View Full Version : Angle extraction from matrix



KevinK13
11-25-2003, 08:09 AM
Hello,

I am trying to extract the angles of rotation about the x y z axes from the currnet matrix.

I use glGetDoublev to get the matrix and then the following equations

rotation y = -asin(matrix[8])
rotation x = atan2(matrix[9],matrix[10])
rotation z = atan2(matrix[4],matrix[0])

this works +-180 degrees for x and z rotation

but only +-90 degres for y rotation. I need +- 180 degrees for y rotation.
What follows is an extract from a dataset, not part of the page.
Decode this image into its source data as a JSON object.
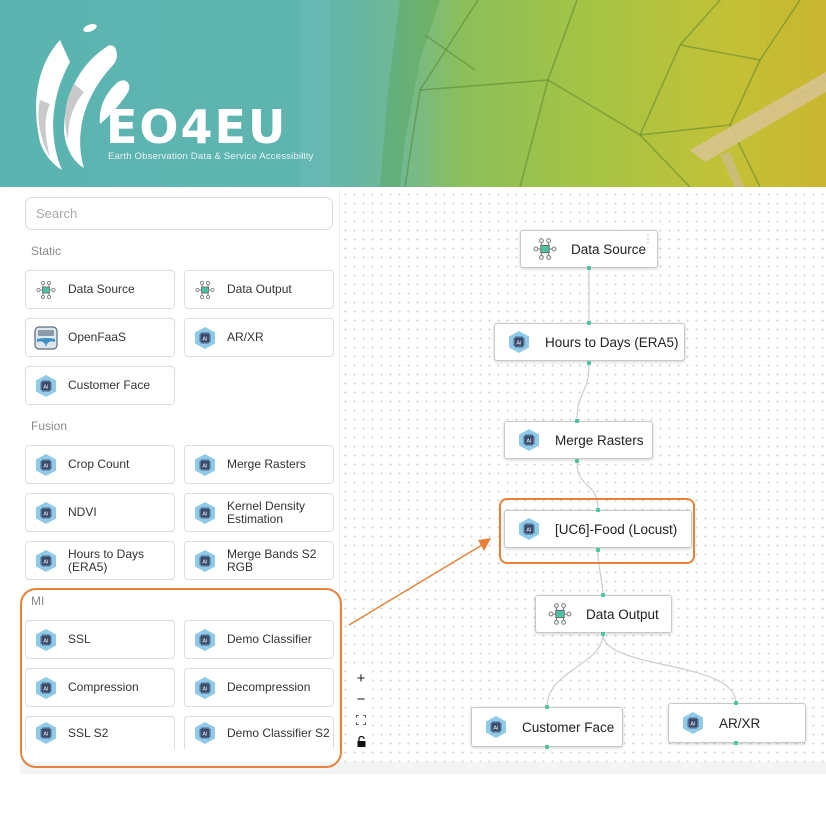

Hopefully someone has a simple fix.

jwatte
11-25-2003, 12:07 PM
Your problem is not well constrained as stated. If you allow 180 degrees around one axes, and then 180 degrees around another axis, then there are (at least) 2 solutions that will end up in the same point.

If you want an in-depth understanding of the math involved, I suggest googling for "polar matrix decomposition."

maximian
11-25-2003, 04:02 PM
If I am not mistaken this problem is connected to the everpresent Gimbal lock. You should
search the web on Gimbal lock, Quaternion. Modify your camera code, and then the values you obtain, along with your camera controls will work without problems.

KevinK13
11-26-2003, 01:18 AM
Thanks for your suggestion. I am looking thru the links but so far they seem to reduce to the equations I already have.

The following restates the problem in case I have not explained myself.

Apart from special cases when the rotation about y is 90 degrees or -90 degrees the equations I have been using give 2 results; the angle and pi - angle. It is this ambiguity I would like to solve.

To demonstrate the problem render a cube using a matrix that has had 135 degree rotation applied to each axis. Decompose the matrix and you get x rotation of 135 deg
z rotation of 135 degrees and two possible results for x of 45 and 135 degrees.

Brian Paul
11-26-2003, 06:38 AM
Just FYI: The book "Graphics Gems II" has a chapter on decomposing transformations matrices into rotation/scale/translation matrices. Perhaps that would help.

I believe the source code from all the Gems books is freely available on the net.

-Brian

KevinK13
11-26-2003, 06:51 AM
Thankyou,

The section in Graphic Gems II is 'Decomposing a Matrix Into Simple Transformations'. I found the source code sample on http://www.acm.org/tog/GraphicsGems

I will try the example code and see if I can understand the math.